A 15-month-old boy is brought to the emergency room because of fever and a rash. Six hours earlier he was fine, except for tugging on his ears; another physician diagnosed otitis media and prescribed amoxicillin. During the interim period, the child has developed an erythematous rash on his face, trunk, and extremities. Some of the lesions, which are of variable size, do not blanch on pressure. The child is now very irritable, and he does not interact well with the examiner. Temperature is 39.5°C (103.1°F). He continues to have injected, immobile tympanic membranes, but you are concerned about his change in mental status. Which of the following is the most appropriate next step in the management of this infant?

a. Begin administration of intravenous ampicillin

b. Begin diphenhydramine

c. Discontinue administration of ampicillin and begin trimethoprim with sulfamethoxazole

d. Perform bilateral myringotomies

e. Perform a lumbar puncture

the answer is below…

The United States Medical Licensing Examination, or USMLE for short, is a three-part licensing examination that is required in order to receive a license to practice medicine within the United States.

The USMLE assesses a physician’s ability to apply knowledge, concepts, and principles, and to determine fundamental patient-centered skills that are important in health and disease and that constitute the basis of safe and effective patient care.Examination committees composed of medical educators and clinicians from across the United States and its territories prepare the examination materials each year.

This exam is designed by the Federation of State Medical Boards and the National Board of Medical Examiners to determine whether or not an individual understands and can apply the knowledge necessary to practice medicine safely and intelligently.

The USMLE is actually comprised of three different exams that are referred to as steps, which examine the individual’s knowledge of specific topics related to the field of medicine such as basic science, medical knowledge, medical skills, clinical science, and the application of all of these skills and areas of knowledge in the medical field.

All three steps of the USMLE include a series of computerized multiple-choice questions, but the format of the exam and the information covered in each multiple-choice section is different for each step of the USMLE. The USMLE Step II also has a clinical skills portion that examines an individual’s ability to work with real patients and the USMLE Step III has a computerized patient simulation portion in addition to the multiple-choice section of the exam. In order for an individual to receive a license to practice medicine, the individual must pass all three steps of the USMLE.

Medical doctors with an M.D. degree are required to pass this examination before being permitted to practice medicine in the United States of America

The correct answer is e; Perform a lumbar puncture.

Unsuspected bacteremia due to Haemophilus influenzae type B (now rare), Neisseria menigitidis, or Streptococcus pneumoniae (decreasing in frequency secondary to vaccination) should be considered before prescribing treatment for otitis media in a young, febrile, toxic-appearing infant. In the young, febrile, and toxic-appearing infant, blood culture should be performed before antibiotic therapy is initiated, and examination of the cerebrospinal fluid is indicated if meningitis is suspected. The classic signs of meningitis are found with increasing reliability in children over the age of 6 months. Nevertheless, a febrile, irritable, inconsolable infant with an altered state of alertness deserves a lumbar puncture even in the absence of meningeal signs. A petechial rash, characteristically associated with meningococcal infection, has been known to occur with other bacterial infections as well. Organisms may be identified on smear of these lesions.
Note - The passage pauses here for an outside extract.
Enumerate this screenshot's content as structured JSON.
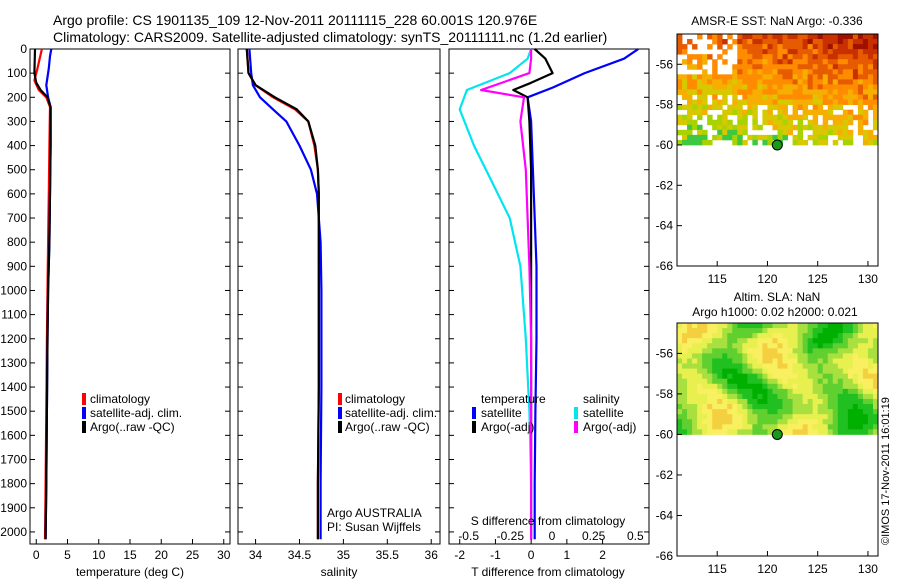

A fever accompanied by inability to flex rather than rotate the neck immediately suggests meningitis (a sign more reliable in children older than 12 to 18 months of age). An indolent clinical course does not rule out bacterial meningitis. A lumbar puncture is of prime diagnostic importance in determining the presence of bacterial meningitis, which requires immediate antibiotic therapy. A delay in treatment can lead to complications such as cerebrovascular thrombosis, obstructive hydrocephalus, cerebritis with seizures or acute increased intracranial pressure, coma, or death. In the described patient, lumbar puncture is warranted because of the change in his clinical status.